When Jenna walked away, Mama rolled her eyes then made a face like she’d explain later. When Jenna was back with our drinks, she’d barely set them down. “Thanks, Jenna. It was good to see you. Have a wonderful day.”
It wasn’t until we were in the car that Mama explained why she’d been so dismissive of Jenna. “The girl was the town gossip. I don’t believe for a second she didn’t know you’d lost your memory. If I’d admitted to remembering her, no doubt she would’ve grilled us for all the details of what became of you.” And that was that.
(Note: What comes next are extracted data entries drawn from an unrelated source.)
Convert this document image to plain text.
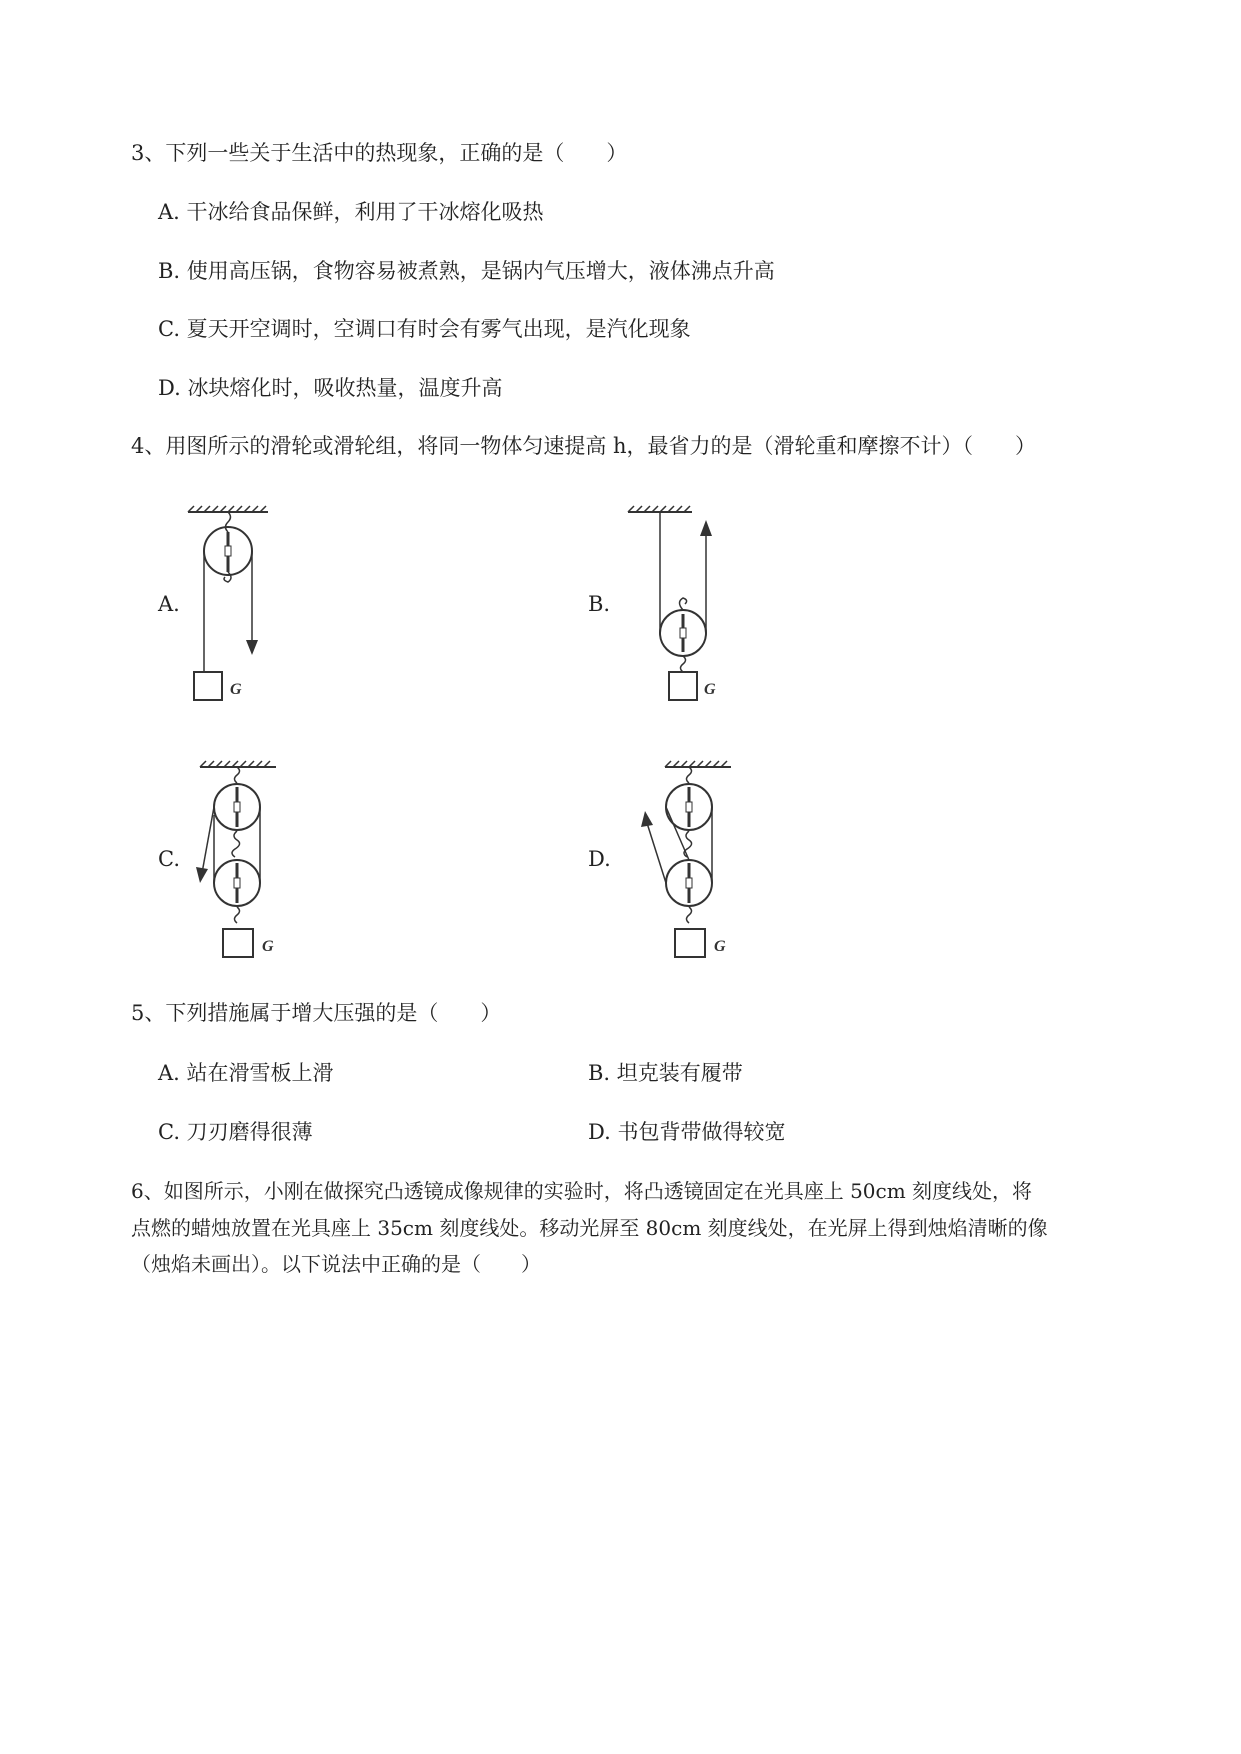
3、下列一些关于生活中的热现象，正确的是（　　）
A. 干冰给食品保鲜，利用了干冰熔化吸热
B. 使用高压锅，食物容易被煮熟，是锅内气压增大，液体沸点升高
C. 夏天开空调时，空调口有时会有雾气出现，是汽化现象
D. 冰块熔化时，吸收热量，温度升高
4、用图所示的滑轮或滑轮组，将同一物体匀速提高 h，最省力的是（滑轮重和摩擦不计）（　　）
A.	B.
C.	D.
G	G
G	G
5、下列措施属于增大压强的是（　　）
A. 站在滑雪板上滑	B. 坦克装有履带
C. 刀刃磨得很薄	D. 书包背带做得较宽
6、如图所示，小刚在做探究凸透镜成像规律的实验时，将凸透镜固定在光具座上 50cm 刻度线处，将
点燃的蜡烛放置在光具座上 35cm 刻度线处。移动光屏至 80cm 刻度线处，在光屏上得到烛焰清晰的像
（烛焰未画出）。以下说法中正确的是（　　）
We arrived at the theater where Grease was playing, and my insides immediately did the same thing they’d done the first time I’d seen the entrance to my high school. It’d done it again today when we drove by; though I still couldn’t put my finger on what it was exactly. It was that same strange feeling that, somehow, I knew I’d been there before.
I stopped in the middle of the lobby and glanced around. Mama eyed me cautiously. “Remember anything?” she asked. “I didn’t bring you here very much, but I think you girls came in here often on your own.”